Affogare. Era la sensazione che provavo mentre continuava a mostrarmi i coupon presi la mattina all'open day. Sembrava essersi decisa, alla fine.

Giurisprudenza come suo padre e come suo nonno, prima di lui. Avrei dovuto dirglielo, ma la gola si seccava ogni volta che, entusiasta, si voltava a guardarmi con un nuovo pezzo di carta tra le mani esili.

Un senso di agitazione mi prese alla sprovvista ricordandomi quanto quello che sarebbe successo poco dopo, fosse uno scherzo dello stupido destino a cui continuavo ad affidarmi.

«Perché non dici niente?» Gli occhi di Ginevra cercavano i miei passando da un'iride all'altra. Si era sistemata in mezzo ai cuscini sul mio letto.
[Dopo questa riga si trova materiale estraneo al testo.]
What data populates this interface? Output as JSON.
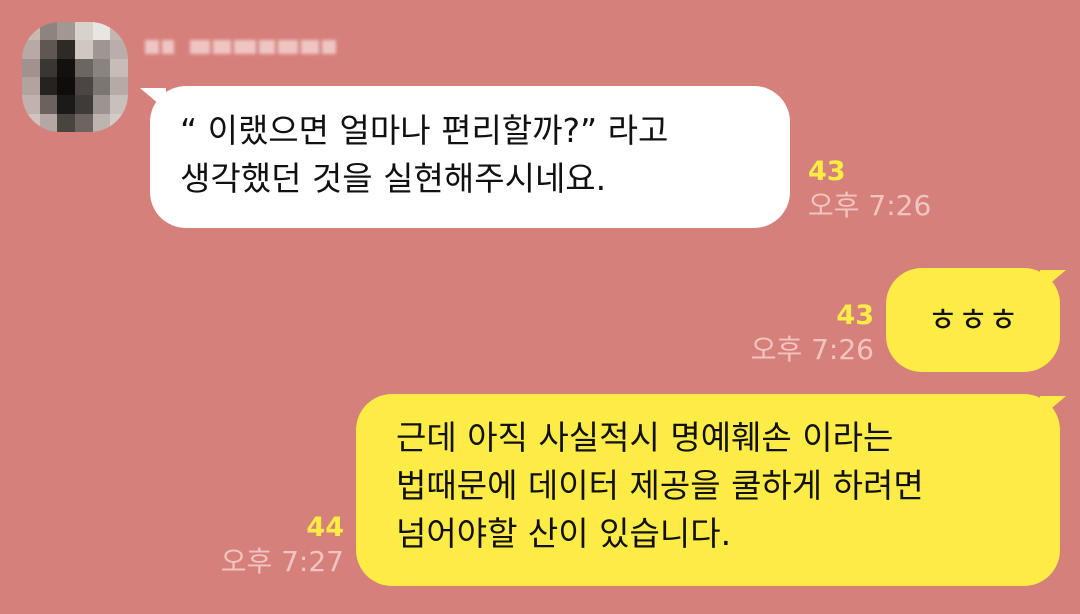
{
  "colors": {
    "background": "#d5807b",
    "incoming_bubble": "#ffffff",
    "outgoing_bubble": "#fdeb46",
    "unread_count": "#fdeb46",
    "timestamp": "#f2c4c0"
  },
  "messages": [
    {
      "direction": "incoming",
      "lines": [
        "“ 이랬으면 얼마나 편리할까?” 라고",
        "생각했던 것을 실현해주시네요."
      ],
      "unread_count": "43",
      "time": "오후 7:26"
    },
    {
      "direction": "outgoing",
      "lines": [
        "ㅎㅎㅎ"
      ],
      "unread_count": "43",
      "time": "오후 7:26"
    },
    {
      "direction": "outgoing",
      "lines": [
        "근데 아직 사실적시 명예훼손 이라는",
        "법때문에 데이터 제공을 쿨하게 하려면",
        "넘어야할 산이 있습니다."
      ],
      "unread_count": "44",
      "time": "오후 7:27"
    }
  ]
}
La luce calda la rendeva eterea anche senza trucco e con i capelli gonfi per l'umidità.

«C'è una cosa di cui devo parlarti.»
«Sembra preoccupante.» Sbuffò una risata ironica, sfiorandomi il collo della Polo.
«Non lo è.» Una mano raggiunse d'istinto la sua. «È solo che...» Stramaledette parole.
«Che cosa?»
«Io e Ed stavamo pensando di seguire corsi di ingegneria a Londra.» Sei un bugiardo.

«Londra?» La voce flebile non era che un proiettile pronto a colpirmi. «Era solo per curiosità, no?»

Non riuscii a rispondere. Speravo che se avessi mantenuto il silenzio la domanda avrebbe cessato di esistere, ma non fu così.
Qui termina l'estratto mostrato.